Since childhood there has been a reluctance to squeal on cheaters. And all of us have tweaked certain legal boundaries, whether it’s by going 62 mph in a 55-mph zone or maybe making an illegal U-turn.

These are not the behaviors I am talking about. What I am talking about are the growing businesses that are breaking the law. These illegal operations can put so much pressure on legitimate businesses that going illegal is very tempting. But just like driving after having had a couple of drinks or speeding 40 mph above the limit, is it worth the risk? What happens if you just happen to have an accident and kill someone? Is the gain worth the risk?

One of my contractor customers had a foreman on an off day drive just a few miles after a couple of beers. He was barely over the limit and the high school kids who hit him head on were technically at fault — until his blood test was taken. Now is the half-mile ride to get cigarettes worth 10 years in jail? I doubt it.

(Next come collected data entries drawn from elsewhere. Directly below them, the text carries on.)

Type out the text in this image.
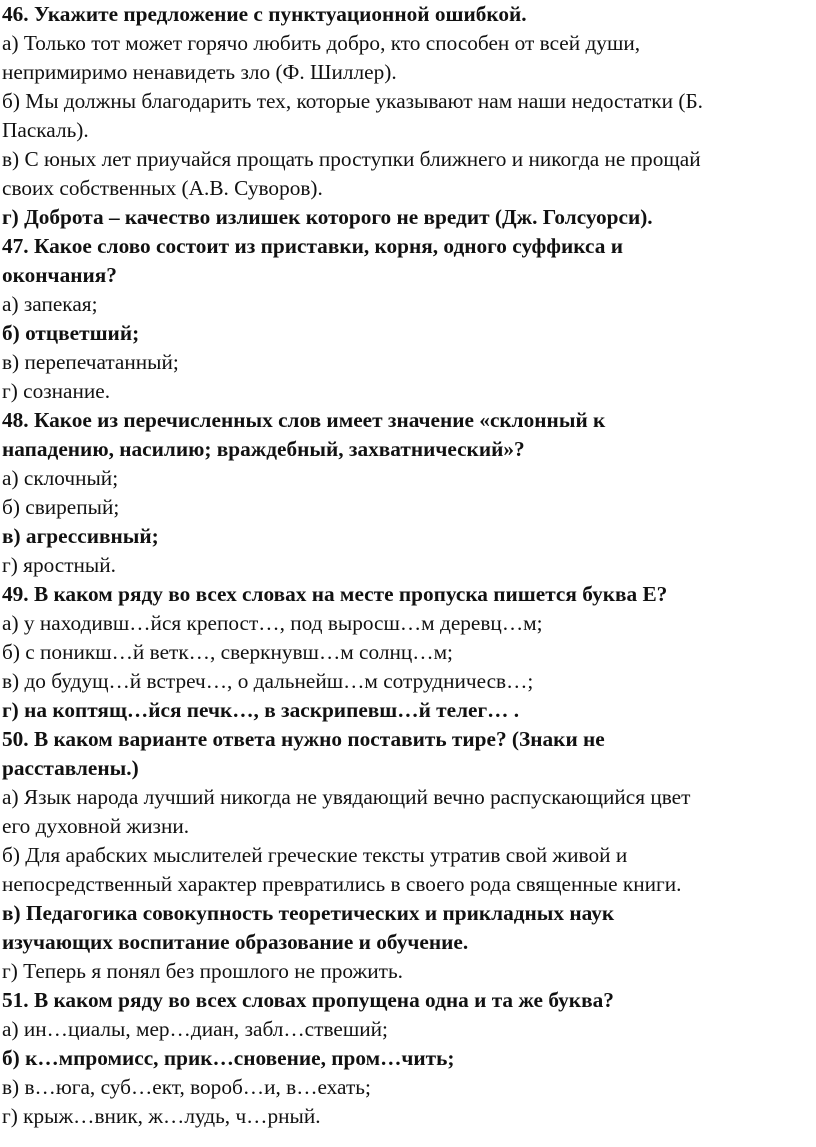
46. Укажите предложение с пунктуационной ошибкой.
а) Только тот может горячо любить добро, кто способен от всей души,
непримиримо ненавидеть зло (Ф. Шиллер).
б) Мы должны благодарить тех, которые указывают нам наши недостатки (Б.
Паскаль).
в) С юных лет приучайся прощать проступки ближнего и никогда не прощай
своих собственных (А.В. Суворов).
г) Доброта – качество излишек которого не вредит (Дж. Голсуорси).
47. Какое слово состоит из приставки, корня, одного суффикса и
окончания?
а) запекая;
б) отцветший;
в) перепечатанный;
г) сознание.
48. Какое из перечисленных слов имеет значение «склонный к
нападению, насилию; враждебный, захватнический»?
а) склочный;
б) свирепый;
в) агрессивный;
г) яростный.
49. В каком ряду во всех словах на месте пропуска пишется буква Е?
а) у находивш…йся крепост…, под выросш…м деревц…м;
б) с поникш…й ветк…, сверкнувш…м солнц…м;
в) до будущ…й встреч…, о дальнейш…м сотрудничесв…;
г) на коптящ…йся печк…, в заскрипевш…й телег… .
50. В каком варианте ответа нужно поставить тире? (Знаки не
расставлены.)
а) Язык народа лучший никогда не увядающий вечно распускающийся цвет
его духовной жизни.
б) Для арабских мыслителей греческие тексты утратив свой живой и
непосредственный характер превратились в своего рода священные книги.
в) Педагогика совокупность теоретических и прикладных наук
изучающих воспитание образование и обучение.
г) Теперь я понял без прошлого не прожить.
51. В каком ряду во всех словах пропущена одна и та же буква?
а) ин…циалы, мер…диан, забл…ствеший;
б) к…мпромисс, прик…сновение, пром…чить;
в) в…юга, суб…ект, вороб…и, в…ехать;
г) крыж…вник, ж…лудь, ч…рный.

So how do you turn in the obvious cheaters? Be as specific as possible with the details and document your claim to your regional IRS criminal activity group. Remember: You are reporting criminal activity, not a tax cheat. These folks are busy (the drug dealers, corporate frauds and others make this a hectic job). These IRS law enforcement officials are busy and you are reporting a crime, you need facts, not broad or hearsay claims. The same rules apply to people who are abusing labor department rules and not paying overtime. Just call the labor department with the facts.

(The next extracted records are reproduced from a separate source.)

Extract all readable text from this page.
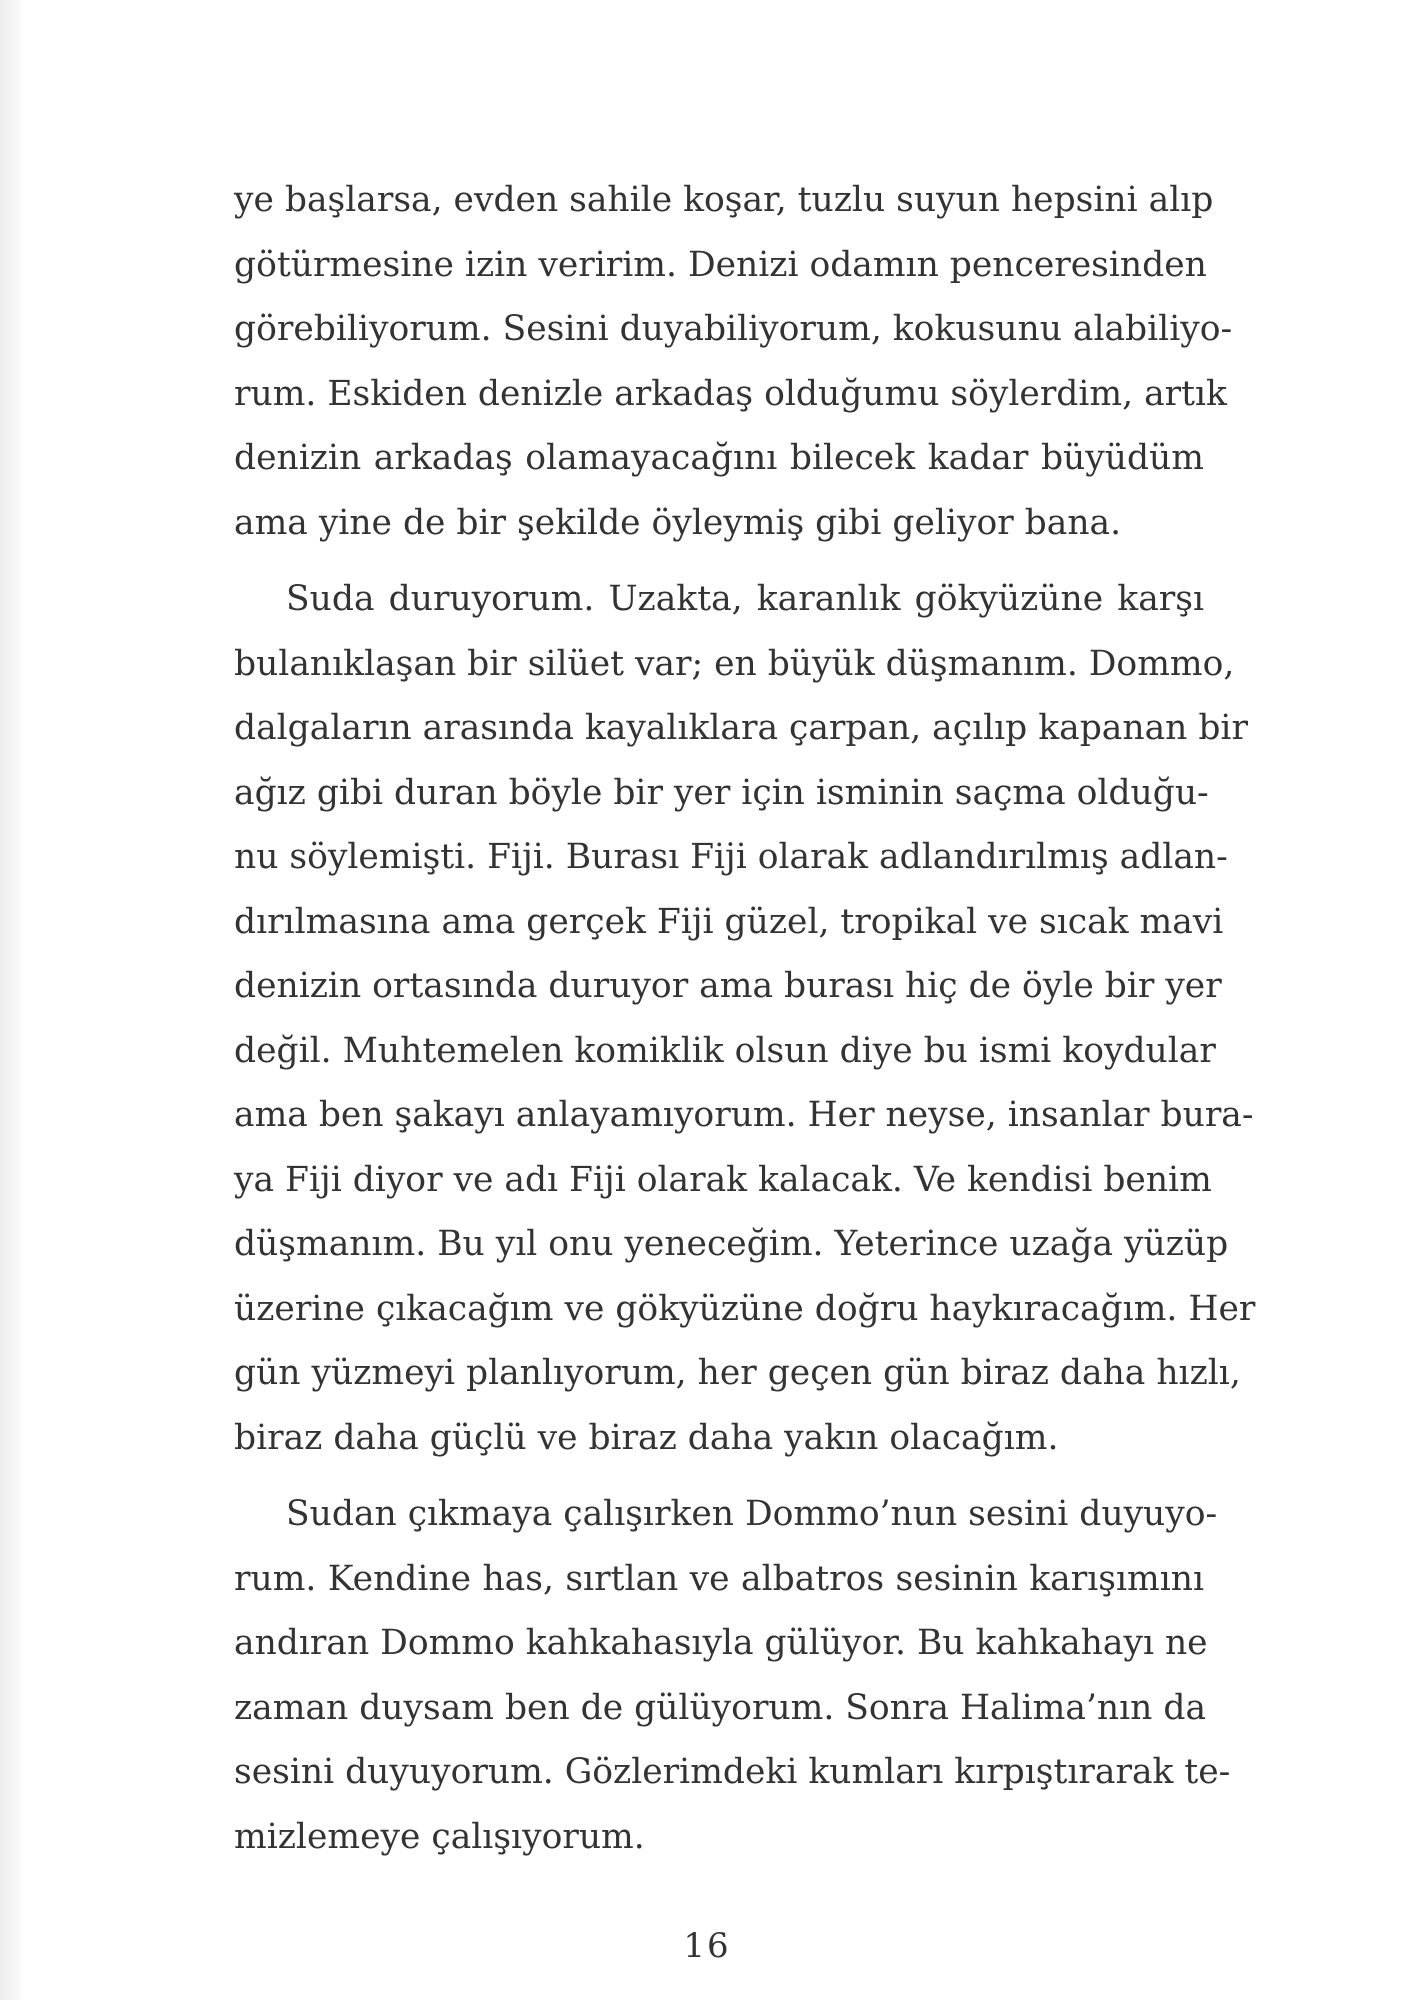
ye başlarsa, evden sahile koşar, tuzlu suyun hepsini alıp
götürmesine izin veririm. Denizi odamın penceresinden
görebiliyorum. Sesini duyabiliyorum, kokusunu alabiliyo-
rum. Eskiden denizle arkadaş olduğumu söylerdim, artık
denizin arkadaş olamayacağını bilecek kadar büyüdüm
ama yine de bir şekilde öyleymiş gibi geliyor bana.

Suda duruyorum. Uzakta, karanlık gökyüzüne karşı
bulanıklaşan bir silüet var; en büyük düşmanım. Dommo,
dalgaların arasında kayalıklara çarpan, açılıp kapanan bir
ağız gibi duran böyle bir yer için isminin saçma olduğu-
nu söylemişti. Fiji. Burası Fiji olarak adlandırılmış adlan-
dırılmasına ama gerçek Fiji güzel, tropikal ve sıcak mavi
denizin ortasında duruyor ama burası hiç de öyle bir yer
değil. Muhtemelen komiklik olsun diye bu ismi koydular
ama ben şakayı anlayamıyorum. Her neyse, insanlar bura-
ya Fiji diyor ve adı Fiji olarak kalacak. Ve kendisi benim
düşmanım. Bu yıl onu yeneceğim. Yeterince uzağa yüzüp
üzerine çıkacağım ve gökyüzüne doğru haykıracağım. Her
gün yüzmeyi planlıyorum, her geçen gün biraz daha hızlı,
biraz daha güçlü ve biraz daha yakın olacağım.

Sudan çıkmaya çalışırken Dommo’nun sesini duyuyo-
rum. Kendine has, sırtlan ve albatros sesinin karışımını
andıran Dommo kahkahasıyla gülüyor. Bu kahkahayı ne
zaman duysam ben de gülüyorum. Sonra Halima’nın da
sesini duyuyorum. Gözlerimdeki kumları kırpıştırarak te-
mizlemeye çalışıyorum.

16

What if the customer asks you if you offer cash discounts? You can say yes, but let them know that if they are insinuating that you take cash to avoid taxes and thereby offer a discount, emphasize that you are a legitimate business that reports income and pays taxes. Another great thing to add is, “Mrs. Jones, we don’t cheat the government or our customers. We found it best to do what we say we are going to do and be as honest as we can with everyone.”

Conclusion

In summary, there is no magic formula for dealing with fly-by-night contractors, but being a legitimate business is something to be proud of. When all is said and done, don’t you want to be a contributor to your community by employing good people, supporting your government and being a professional to your customers?

Monster.com did a great commercial where kids where quoted saying such things as, “When I grow up, I want to be a yes-man” or “I want to learn to be good at kissing butt, so I will succeed at work.” What do you want your kids or tombstone to say? “Here lies Dad, a man who was always the cheapest, risked the customer’s house by being uninsured and cheated his way through life.” I don’t think so. Being legit and first class is never as hard as it appears. People prefer to go first class, just make sure they understand what they are getting.